Red Cross told Stuff the organisation would “not comment on individual cases”.
“We take complaints about any of our work seriously and have processes in place to help ensure they are dealt with effectively and appropriately.”
Aziz remained concerned that the offers from Red Cross would make former refugees “just expect things from you”.
“I don’t want things, I want things to help me with my new community, like services.”
Aziz, who had worked as a facilitator with the United Nations in Palestine, said all he wanted was a job.
“I want to work.

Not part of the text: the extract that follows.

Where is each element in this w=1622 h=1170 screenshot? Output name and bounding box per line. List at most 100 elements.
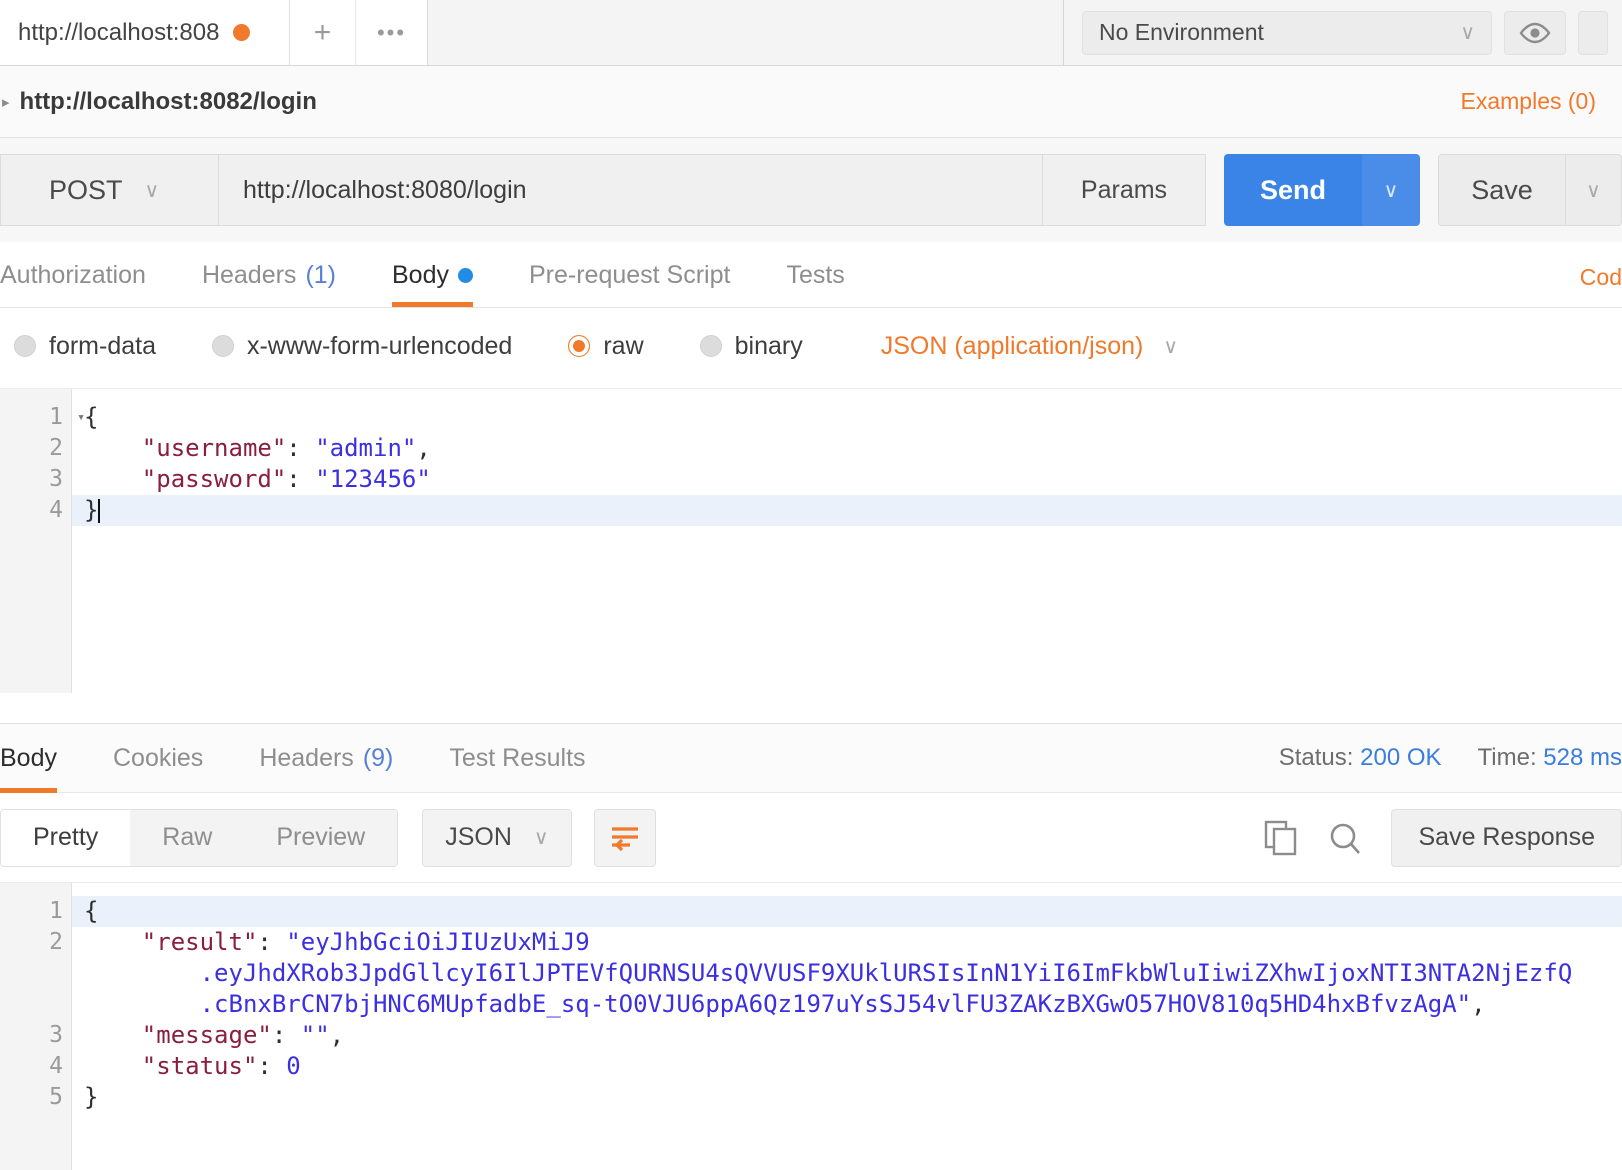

I will do anything.”
Instead he was told that was too soon, and instead he had to improve his English.
He became stressed, and “I stayed inside these four walls, and I don’t have any friends”.
That stress cumulated in him going on a hunger strike back in October, and then he spent several days in a mental health facility – “the lowest point in my life”.
His mounting stress led to him shifting his home into a van, staying at freedom camping spots around Dunedin, while working as a cleaner and offering gardening services.
At one point he even stopped his bank account and his benefit.
“I wanted to leave the country,” the Palestinian passport holder said.
Aziz left for Wellington last week, where he plans to save for a ticket back to Malaysia in the next few months.
“It is better for me than just my eat and sleep life here.”